Installazione – misure variabili

Tavole anatomiche/grafite/scotch
su
Plexiglass

La serie (di cui sono riportate alcune foto installative) formata da 14 pezzi, di cui due a colori e gli altri in bianco e nero, riporta sul primo il seguente testo: “Anatomicamente parlando il corpo può essere considerato un insieme di parti che collaborano a formare un tutt’uno ma, prese nella loro singolarità, queste parti possono rappresentare una persona o piuttosto un oggetto altro da sé?

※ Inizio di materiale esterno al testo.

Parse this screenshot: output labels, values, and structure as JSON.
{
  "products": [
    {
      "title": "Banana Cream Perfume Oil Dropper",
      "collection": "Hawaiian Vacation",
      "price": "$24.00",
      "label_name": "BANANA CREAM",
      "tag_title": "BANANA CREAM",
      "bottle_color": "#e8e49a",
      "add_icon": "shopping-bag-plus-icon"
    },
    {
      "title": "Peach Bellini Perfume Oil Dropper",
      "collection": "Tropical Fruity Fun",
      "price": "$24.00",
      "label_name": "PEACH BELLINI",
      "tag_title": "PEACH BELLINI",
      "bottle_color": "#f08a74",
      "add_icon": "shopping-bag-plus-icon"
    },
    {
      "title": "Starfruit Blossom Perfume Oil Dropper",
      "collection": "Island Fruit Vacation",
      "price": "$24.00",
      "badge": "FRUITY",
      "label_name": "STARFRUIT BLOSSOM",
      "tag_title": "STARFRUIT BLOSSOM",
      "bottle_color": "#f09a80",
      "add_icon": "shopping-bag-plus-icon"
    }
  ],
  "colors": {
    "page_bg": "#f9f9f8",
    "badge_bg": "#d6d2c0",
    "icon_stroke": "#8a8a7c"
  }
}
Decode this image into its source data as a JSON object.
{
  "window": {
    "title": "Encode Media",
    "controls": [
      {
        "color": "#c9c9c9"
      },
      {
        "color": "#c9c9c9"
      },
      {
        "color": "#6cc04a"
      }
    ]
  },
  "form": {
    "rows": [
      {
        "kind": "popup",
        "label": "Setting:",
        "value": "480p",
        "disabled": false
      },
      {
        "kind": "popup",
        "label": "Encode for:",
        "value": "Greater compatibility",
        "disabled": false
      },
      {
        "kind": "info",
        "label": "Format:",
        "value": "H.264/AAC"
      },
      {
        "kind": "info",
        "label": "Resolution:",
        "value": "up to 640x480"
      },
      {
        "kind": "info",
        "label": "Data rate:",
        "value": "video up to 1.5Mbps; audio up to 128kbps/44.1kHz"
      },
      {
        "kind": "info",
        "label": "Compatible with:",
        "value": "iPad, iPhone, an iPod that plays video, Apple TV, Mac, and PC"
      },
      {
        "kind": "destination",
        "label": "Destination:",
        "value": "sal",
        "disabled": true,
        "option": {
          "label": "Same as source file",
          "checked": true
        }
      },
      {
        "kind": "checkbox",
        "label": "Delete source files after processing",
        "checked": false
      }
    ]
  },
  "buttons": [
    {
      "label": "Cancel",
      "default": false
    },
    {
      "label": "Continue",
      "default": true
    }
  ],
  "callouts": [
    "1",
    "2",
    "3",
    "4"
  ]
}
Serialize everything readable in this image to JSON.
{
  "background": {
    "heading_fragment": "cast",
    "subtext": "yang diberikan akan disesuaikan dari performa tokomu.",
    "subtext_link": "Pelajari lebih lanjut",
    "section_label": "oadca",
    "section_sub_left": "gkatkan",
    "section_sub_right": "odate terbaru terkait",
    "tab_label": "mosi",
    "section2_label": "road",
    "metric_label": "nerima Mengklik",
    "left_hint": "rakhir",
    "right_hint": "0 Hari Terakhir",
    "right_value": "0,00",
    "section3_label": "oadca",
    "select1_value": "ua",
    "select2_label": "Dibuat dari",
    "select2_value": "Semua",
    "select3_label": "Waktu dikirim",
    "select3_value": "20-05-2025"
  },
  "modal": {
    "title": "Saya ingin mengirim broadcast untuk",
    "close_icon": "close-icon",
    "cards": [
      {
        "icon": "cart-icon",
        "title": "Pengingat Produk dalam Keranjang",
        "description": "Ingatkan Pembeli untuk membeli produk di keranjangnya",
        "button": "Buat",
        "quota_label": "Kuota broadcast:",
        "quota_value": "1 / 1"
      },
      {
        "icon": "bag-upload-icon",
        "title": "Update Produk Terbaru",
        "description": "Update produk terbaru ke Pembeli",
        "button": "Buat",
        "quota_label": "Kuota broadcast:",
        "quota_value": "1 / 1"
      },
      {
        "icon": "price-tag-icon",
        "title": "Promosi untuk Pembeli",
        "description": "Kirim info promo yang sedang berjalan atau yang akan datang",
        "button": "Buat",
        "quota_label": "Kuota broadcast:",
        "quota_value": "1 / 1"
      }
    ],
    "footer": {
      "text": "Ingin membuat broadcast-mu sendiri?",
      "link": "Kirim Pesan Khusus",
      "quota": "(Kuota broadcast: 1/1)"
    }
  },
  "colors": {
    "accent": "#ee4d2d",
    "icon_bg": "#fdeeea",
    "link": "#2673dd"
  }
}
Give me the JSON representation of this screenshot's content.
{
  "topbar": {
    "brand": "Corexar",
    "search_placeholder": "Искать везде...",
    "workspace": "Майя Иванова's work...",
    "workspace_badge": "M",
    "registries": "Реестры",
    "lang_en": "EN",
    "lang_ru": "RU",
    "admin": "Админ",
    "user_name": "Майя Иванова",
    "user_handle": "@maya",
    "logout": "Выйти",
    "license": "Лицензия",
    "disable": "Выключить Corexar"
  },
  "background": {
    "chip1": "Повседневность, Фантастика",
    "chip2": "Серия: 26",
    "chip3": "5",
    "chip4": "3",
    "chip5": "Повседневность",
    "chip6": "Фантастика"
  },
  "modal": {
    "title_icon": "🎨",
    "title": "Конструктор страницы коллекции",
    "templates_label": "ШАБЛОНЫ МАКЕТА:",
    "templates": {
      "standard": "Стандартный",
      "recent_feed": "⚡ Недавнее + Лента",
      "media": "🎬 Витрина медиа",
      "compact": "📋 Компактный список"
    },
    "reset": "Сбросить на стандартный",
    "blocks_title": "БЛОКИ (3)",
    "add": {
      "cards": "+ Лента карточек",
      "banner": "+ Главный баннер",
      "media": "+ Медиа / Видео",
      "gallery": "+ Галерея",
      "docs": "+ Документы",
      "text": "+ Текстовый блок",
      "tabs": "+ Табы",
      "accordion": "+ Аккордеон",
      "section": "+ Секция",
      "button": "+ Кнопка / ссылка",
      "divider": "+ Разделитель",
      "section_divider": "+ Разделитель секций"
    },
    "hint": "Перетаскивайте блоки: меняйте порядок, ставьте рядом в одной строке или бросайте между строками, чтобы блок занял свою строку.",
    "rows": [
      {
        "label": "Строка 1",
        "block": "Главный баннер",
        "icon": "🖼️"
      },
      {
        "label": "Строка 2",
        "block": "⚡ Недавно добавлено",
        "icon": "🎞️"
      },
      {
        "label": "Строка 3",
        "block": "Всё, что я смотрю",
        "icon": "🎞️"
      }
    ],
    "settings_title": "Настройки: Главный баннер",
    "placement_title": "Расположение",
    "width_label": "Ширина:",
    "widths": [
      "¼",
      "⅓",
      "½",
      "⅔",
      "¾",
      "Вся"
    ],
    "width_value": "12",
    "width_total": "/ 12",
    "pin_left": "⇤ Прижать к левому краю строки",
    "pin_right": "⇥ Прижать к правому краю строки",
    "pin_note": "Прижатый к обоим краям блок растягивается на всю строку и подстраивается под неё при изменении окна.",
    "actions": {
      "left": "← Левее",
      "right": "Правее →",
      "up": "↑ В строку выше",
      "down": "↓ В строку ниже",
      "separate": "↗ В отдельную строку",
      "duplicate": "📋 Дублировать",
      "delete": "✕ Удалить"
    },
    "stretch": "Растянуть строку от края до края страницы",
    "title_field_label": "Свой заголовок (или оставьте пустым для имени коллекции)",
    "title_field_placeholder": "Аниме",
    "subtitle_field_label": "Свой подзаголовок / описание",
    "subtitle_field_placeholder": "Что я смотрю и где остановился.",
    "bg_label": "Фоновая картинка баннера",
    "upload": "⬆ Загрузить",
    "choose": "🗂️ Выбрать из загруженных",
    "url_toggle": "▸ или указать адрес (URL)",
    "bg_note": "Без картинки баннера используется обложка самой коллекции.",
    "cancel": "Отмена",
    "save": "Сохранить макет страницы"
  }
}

Il denudamento dell’anima si può considerare letteralmente come un effettivo scorticamento? E se così fosse, quello di una parte soltanto può esser considerato come una scissione di questa? Si dice che il dolore fisico sia più facilmente sopportabile di quello emotivo essendo questo localizzato, tangibile, ci pone la possibilità di dargli un’identità.
È la pelle l’involucro da sbucciare?”
Presentate come una sequenza, attraverso una scansione analitica della parte, le tavole anatomiche scindono il corpo portandolo in un’altra dimensione, dove questo quasi si trasforma in “oggetto”. Non più un tutt’uno ma come elemento singolo, il corpo si presenta come un’anomalia. Sotto lastre di plexiglas di recupero, come quasi “vetrinizzato”, ci permette di riflettere sulla nostra fisicità. La lastra trasparente si configura come un’epidermide, la nostra pelle, che attraverso percorsi di grafite, macchie e stratificazioni, si apre per farci vedere quello che normalmente non è visibile. La pelle diventa il deposito dello sporco quotidiano che ci svela, ma non troppo, il fatto che sotto di essa, siamo tutti uguali.